El centurión ordenó á sus soldados que hicieran alto en la fuente, pues había llegado ya el momento.

Pablo se colocó en el brazo el velo de Plautilla, á fin de vendarse luego con él los ojos.

Y por vez primera alzó esos ojos, llenos de una serenidad inefable, hacia la misteriosa luz de aquella tarde, y oró.

Sí, el momento había llegado; pero él veía ante sus ojos un amplio sendero, lleno de luz, que al cielo conducía; y desde lo intimo de su alma repitió las propias palabras que anteriormente había prescrito, presintiendo el término cercano de su misión ya cumplida, y su próximo fin.

— He librado una reñida batalla; he terminado mi carrera; he conservado la fe.
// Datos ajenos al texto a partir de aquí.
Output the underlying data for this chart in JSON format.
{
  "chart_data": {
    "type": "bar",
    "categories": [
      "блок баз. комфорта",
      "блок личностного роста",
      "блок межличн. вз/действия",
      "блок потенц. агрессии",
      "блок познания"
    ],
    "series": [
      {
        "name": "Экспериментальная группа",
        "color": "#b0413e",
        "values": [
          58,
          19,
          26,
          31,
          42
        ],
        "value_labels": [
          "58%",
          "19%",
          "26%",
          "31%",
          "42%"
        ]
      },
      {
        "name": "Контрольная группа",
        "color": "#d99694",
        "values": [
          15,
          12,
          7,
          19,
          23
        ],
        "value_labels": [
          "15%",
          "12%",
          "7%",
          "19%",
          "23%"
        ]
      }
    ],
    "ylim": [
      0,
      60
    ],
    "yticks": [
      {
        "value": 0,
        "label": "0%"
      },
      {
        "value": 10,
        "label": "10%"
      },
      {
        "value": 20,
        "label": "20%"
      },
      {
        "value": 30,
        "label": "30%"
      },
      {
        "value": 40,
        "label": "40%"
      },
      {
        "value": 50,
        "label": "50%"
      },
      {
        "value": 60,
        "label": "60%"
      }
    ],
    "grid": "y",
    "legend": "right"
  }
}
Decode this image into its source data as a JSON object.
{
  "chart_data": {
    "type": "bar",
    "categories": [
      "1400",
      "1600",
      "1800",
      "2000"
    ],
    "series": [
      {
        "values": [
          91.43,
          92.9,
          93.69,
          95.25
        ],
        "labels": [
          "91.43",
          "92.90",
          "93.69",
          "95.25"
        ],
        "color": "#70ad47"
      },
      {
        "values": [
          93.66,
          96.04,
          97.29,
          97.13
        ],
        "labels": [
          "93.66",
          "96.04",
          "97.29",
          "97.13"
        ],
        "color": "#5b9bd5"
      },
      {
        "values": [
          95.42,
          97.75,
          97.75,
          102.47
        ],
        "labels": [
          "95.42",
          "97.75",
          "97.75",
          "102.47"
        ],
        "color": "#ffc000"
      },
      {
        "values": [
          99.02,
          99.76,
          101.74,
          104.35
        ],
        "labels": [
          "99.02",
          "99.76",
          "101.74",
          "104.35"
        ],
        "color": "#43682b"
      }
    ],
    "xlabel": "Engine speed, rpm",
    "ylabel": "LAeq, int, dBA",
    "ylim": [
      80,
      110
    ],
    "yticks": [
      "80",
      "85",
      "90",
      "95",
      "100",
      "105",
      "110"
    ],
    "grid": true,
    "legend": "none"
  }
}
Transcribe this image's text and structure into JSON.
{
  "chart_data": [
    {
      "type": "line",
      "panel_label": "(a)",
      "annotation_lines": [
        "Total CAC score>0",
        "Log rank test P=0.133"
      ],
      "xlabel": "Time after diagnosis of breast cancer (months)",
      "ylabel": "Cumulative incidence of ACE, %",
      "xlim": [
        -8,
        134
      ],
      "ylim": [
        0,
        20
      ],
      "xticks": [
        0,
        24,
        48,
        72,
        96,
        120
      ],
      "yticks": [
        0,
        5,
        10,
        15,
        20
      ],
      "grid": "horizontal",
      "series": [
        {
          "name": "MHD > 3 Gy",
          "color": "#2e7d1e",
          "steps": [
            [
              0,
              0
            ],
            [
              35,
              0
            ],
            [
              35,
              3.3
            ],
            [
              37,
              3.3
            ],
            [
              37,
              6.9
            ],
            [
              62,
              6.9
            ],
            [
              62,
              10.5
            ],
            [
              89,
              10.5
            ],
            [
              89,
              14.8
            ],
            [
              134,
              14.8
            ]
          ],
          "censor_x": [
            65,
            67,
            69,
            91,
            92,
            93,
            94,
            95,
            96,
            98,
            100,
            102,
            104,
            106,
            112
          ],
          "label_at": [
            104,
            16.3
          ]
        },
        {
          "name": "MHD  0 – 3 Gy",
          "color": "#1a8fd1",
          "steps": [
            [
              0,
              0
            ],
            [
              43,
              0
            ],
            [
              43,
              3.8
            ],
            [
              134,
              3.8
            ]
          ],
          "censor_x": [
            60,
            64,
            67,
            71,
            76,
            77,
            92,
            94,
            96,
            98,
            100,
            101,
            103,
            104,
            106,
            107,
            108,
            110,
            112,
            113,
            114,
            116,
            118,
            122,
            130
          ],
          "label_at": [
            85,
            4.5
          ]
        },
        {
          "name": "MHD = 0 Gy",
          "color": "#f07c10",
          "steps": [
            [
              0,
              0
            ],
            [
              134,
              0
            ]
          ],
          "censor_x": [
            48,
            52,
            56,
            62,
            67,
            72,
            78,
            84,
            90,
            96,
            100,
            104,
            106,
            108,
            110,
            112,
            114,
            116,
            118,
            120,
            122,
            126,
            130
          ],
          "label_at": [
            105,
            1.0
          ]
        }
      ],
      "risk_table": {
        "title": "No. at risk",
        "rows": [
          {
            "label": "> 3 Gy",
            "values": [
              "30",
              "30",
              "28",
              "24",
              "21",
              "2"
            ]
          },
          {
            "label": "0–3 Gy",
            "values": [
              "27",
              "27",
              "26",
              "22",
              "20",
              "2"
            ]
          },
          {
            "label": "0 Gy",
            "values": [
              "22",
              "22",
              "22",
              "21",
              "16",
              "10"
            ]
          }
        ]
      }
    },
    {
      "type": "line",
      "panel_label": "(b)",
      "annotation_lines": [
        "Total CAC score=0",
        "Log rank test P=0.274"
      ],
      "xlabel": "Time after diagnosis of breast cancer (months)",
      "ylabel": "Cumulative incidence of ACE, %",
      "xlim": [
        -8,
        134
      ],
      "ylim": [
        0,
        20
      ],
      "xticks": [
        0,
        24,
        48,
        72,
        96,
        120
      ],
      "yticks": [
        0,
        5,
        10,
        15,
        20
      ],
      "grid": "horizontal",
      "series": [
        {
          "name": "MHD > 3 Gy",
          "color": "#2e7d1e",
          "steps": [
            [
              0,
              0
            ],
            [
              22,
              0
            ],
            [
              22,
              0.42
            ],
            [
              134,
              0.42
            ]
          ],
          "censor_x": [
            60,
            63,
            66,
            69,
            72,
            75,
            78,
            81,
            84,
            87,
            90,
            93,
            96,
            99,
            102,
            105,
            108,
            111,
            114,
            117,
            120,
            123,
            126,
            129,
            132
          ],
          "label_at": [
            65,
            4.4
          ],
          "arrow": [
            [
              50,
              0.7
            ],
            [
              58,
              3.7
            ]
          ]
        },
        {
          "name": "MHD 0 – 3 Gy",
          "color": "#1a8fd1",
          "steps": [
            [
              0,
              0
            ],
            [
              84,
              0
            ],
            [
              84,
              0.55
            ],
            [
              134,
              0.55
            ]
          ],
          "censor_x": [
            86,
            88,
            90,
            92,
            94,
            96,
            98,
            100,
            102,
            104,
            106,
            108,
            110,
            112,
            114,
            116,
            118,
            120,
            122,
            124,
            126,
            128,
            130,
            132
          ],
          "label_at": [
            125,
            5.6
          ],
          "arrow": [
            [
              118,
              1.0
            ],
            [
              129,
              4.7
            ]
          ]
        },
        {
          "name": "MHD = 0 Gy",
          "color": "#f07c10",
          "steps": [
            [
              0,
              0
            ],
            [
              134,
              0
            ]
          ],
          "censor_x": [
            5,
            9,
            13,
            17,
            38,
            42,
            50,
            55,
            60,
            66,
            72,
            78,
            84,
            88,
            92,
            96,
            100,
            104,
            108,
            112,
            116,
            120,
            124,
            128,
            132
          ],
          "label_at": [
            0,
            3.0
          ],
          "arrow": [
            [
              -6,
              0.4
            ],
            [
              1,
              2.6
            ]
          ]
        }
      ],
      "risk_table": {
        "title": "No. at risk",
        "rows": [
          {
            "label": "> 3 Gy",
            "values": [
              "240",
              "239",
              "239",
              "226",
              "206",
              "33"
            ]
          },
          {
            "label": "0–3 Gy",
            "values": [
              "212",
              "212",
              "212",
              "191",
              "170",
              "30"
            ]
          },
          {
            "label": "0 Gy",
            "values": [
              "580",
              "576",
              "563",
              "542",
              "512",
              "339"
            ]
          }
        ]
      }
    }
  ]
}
De aquí en adelante sólo me resta aguardar el galardón de la divina justicia.»

CAPÍTULO LXXI

Roma había seguido por mucho tiempo en su desenfrenada locura, de manera que la ciudad señora del mundo parecía estar ya próxima á un total desquiciamiento por la anarquía y el desgobierno.

Aun antes de que hubiera sonado para los Apóstoles la hora postrera, verificóse la conspiración de Pisón, seguida por un tan despiadado segar de las más altas cabezas de Roma, que hasta los que veían en Nerón una divinidad, hubieron de preguntarse por fin si no era la suya una divinidad de muerte.

El duelo envolvía á la ciudad, el terror moraba en los hogares y en los corazones, aun cuando los pórticos seguían coronados de hiedra y de flores, porque no era permitido dar muestras de pesar por los muertos.

Las gentes, al despertar cada mañana, se preguntaban á quién habría de tocar en seguida el turno fatídico.